John Hanson Jr. introducing The Ohio Players at The Empire Garage in 2017

In Black America is a source of great pride for John as well, and rightly so. Its run and impact have been unprecedented. But with John now 73, I wonder aloud how much longer can he keep this up.

“This is the 43rd [year], you know, maybe two, three years. 45 would be two years from now. So maybe two, maybe three years. I’ll be 75 in two years.” 

Vague and non-committal. In other words, he’s not going away anytime soon.

And John may have a serious attitude but there’s no denying it’s the music that has him hitting I-35 each Friday. Nothing makes him feel quite the same. It’s the feel of the seats in the Fox Theater, settling in to watch the young stars of Motown, the siren song of the radio in his parent’s kitchen. It’s being born in the right place at the right time, as great American music sprung up on the streets of his youth.

And on the radio. The radio, where clever, smooth-talking DJs transported him to another world. The very thing his parents thought would never work out. How could he not want to go back there?

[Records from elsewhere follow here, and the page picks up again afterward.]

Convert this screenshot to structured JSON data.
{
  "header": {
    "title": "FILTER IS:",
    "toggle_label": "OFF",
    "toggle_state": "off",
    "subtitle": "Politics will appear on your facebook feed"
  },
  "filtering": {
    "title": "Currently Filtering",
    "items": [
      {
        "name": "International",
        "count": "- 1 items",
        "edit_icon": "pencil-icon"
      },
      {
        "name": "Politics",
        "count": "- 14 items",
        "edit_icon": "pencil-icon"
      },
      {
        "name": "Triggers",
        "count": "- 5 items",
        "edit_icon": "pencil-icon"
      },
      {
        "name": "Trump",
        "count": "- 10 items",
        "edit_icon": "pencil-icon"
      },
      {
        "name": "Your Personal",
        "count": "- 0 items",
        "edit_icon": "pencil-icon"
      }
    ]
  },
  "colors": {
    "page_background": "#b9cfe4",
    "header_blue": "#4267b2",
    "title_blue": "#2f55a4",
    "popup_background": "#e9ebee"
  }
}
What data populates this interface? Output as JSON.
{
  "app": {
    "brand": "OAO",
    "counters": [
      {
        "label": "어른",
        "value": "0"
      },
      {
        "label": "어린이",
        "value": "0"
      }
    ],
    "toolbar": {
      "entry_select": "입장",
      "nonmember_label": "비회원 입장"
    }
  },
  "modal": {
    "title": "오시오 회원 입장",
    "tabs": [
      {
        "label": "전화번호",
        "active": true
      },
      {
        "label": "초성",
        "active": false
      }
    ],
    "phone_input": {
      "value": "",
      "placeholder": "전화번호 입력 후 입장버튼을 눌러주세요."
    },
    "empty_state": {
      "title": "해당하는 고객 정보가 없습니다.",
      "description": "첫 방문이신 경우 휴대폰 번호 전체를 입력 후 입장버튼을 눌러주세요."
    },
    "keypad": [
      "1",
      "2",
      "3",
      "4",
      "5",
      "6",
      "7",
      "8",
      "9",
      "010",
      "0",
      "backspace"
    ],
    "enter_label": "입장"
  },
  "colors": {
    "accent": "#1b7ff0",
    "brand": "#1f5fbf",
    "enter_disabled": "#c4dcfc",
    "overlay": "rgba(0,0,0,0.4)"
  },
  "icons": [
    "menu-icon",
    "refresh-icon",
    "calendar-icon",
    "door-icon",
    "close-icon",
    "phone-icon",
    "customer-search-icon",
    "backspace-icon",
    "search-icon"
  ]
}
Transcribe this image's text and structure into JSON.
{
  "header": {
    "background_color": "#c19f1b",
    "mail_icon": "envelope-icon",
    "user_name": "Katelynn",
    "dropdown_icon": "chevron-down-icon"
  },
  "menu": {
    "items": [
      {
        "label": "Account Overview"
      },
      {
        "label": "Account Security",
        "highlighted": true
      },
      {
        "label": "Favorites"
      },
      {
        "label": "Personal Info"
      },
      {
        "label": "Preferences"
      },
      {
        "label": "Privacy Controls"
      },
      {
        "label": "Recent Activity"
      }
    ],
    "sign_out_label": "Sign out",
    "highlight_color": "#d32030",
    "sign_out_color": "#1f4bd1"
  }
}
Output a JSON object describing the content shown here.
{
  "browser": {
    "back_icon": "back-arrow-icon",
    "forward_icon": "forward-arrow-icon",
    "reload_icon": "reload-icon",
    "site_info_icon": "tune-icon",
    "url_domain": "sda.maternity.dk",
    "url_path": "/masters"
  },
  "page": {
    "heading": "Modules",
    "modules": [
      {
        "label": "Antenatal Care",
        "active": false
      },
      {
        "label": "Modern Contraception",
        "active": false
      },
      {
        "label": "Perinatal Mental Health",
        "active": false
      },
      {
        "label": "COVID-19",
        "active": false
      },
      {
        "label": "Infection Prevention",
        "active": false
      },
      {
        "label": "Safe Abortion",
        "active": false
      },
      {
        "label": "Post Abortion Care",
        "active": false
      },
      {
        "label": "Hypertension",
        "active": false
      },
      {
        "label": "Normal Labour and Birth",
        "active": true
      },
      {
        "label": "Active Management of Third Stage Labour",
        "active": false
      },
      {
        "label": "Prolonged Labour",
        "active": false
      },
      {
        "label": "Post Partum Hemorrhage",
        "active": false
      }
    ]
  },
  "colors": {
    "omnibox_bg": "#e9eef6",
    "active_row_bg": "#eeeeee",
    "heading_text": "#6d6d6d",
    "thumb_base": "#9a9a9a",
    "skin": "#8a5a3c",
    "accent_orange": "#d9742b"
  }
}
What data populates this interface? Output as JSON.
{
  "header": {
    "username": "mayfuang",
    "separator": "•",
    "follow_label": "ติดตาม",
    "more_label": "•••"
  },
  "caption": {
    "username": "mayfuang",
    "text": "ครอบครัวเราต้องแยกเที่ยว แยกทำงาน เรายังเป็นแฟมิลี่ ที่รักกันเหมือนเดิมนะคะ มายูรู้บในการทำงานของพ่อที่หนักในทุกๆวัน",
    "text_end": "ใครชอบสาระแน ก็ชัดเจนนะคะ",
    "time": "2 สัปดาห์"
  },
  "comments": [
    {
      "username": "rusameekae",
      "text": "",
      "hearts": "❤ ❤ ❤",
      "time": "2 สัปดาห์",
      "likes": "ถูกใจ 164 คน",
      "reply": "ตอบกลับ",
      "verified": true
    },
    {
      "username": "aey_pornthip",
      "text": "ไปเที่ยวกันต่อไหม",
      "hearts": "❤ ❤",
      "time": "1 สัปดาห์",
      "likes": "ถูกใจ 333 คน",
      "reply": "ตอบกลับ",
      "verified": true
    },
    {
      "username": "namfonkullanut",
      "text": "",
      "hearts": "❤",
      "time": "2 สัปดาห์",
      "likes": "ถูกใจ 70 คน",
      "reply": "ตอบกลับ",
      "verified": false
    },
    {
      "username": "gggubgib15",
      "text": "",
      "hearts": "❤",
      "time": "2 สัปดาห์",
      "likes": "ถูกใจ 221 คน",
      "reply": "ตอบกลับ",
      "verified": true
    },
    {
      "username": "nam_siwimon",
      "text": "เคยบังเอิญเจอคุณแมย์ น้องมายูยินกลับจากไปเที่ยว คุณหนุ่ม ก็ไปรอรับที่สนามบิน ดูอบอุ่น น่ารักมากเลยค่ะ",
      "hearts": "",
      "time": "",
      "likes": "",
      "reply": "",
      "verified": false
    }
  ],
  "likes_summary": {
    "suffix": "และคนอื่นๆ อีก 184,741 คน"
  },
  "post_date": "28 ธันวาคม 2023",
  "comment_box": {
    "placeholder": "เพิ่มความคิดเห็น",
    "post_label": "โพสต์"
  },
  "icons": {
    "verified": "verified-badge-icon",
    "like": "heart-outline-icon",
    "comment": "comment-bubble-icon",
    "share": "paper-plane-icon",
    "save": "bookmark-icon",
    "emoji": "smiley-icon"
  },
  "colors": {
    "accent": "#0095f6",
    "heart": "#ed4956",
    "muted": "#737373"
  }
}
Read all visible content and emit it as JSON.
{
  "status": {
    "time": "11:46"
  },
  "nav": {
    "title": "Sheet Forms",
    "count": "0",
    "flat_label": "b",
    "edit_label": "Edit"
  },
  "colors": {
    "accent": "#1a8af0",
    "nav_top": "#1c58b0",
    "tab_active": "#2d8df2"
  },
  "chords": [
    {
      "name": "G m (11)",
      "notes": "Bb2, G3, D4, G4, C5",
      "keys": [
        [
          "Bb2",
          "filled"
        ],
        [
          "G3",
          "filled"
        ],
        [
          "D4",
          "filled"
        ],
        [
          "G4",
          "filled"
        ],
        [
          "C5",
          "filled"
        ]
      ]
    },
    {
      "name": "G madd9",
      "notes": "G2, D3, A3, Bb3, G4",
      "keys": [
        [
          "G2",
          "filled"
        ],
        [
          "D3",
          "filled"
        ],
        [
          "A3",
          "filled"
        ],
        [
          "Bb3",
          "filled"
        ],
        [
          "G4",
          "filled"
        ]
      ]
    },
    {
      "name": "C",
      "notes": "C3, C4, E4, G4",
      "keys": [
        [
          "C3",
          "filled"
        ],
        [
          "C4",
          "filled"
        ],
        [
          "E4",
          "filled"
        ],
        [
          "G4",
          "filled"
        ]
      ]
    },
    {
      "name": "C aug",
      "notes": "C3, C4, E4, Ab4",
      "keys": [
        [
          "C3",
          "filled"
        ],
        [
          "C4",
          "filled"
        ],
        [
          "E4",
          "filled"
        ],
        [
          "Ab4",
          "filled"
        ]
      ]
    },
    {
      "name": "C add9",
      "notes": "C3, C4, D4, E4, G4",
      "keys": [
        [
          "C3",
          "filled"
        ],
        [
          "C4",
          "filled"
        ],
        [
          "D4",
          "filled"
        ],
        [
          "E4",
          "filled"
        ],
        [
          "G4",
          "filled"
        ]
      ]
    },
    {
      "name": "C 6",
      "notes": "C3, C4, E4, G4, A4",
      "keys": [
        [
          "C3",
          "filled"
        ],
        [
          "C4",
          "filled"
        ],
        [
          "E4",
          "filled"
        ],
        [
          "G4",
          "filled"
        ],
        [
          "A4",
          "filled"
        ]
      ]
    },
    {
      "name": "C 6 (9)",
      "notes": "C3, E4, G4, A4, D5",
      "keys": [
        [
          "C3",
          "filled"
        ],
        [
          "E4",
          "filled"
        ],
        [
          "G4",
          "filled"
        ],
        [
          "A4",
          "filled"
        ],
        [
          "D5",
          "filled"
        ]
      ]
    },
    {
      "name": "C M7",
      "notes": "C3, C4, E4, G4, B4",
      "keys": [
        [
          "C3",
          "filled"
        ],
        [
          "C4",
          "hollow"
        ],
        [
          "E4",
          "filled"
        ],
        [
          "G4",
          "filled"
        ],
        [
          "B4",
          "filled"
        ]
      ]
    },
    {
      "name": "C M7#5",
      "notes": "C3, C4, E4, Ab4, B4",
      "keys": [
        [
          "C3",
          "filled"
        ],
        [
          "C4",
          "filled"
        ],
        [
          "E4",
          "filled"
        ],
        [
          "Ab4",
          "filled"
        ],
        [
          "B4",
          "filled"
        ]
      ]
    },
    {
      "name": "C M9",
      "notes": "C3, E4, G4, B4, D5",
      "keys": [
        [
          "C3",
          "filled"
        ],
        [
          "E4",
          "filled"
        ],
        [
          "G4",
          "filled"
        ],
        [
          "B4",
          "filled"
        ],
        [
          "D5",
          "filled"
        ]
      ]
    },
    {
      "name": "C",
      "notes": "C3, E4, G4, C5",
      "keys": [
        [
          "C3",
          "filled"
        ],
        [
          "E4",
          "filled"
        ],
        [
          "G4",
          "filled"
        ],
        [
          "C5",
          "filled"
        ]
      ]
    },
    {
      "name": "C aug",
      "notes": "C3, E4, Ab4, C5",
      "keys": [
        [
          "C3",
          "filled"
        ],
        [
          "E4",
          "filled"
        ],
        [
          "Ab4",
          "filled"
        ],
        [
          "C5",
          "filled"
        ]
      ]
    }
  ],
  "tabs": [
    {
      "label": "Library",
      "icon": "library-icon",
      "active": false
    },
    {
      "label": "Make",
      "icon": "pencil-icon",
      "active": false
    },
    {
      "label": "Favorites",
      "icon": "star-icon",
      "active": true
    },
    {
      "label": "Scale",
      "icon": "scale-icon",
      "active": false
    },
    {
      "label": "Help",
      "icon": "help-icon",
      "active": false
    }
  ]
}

Ten years into what John calls ‘The Old School Happy Feet Dance Party’, the ‘music that got you in trouble’ blares from the KUTX control room each Friday night. And just before seven, his lengthy send-off wraps up. 

“I’m Everlovin’ and ALWAYS in parting, we wish you LOVE!” – (John is beaming, shouting above the ’Soul Train’ theme, rhythms pounding at top volume) -“PEACE!!” – “ANNND” (he waits, letting the pulsing music wash over him) – ”Good Night everybody!!!” 

John might be hundreds of miles from where he started, but there is nowhere else he’d rather be.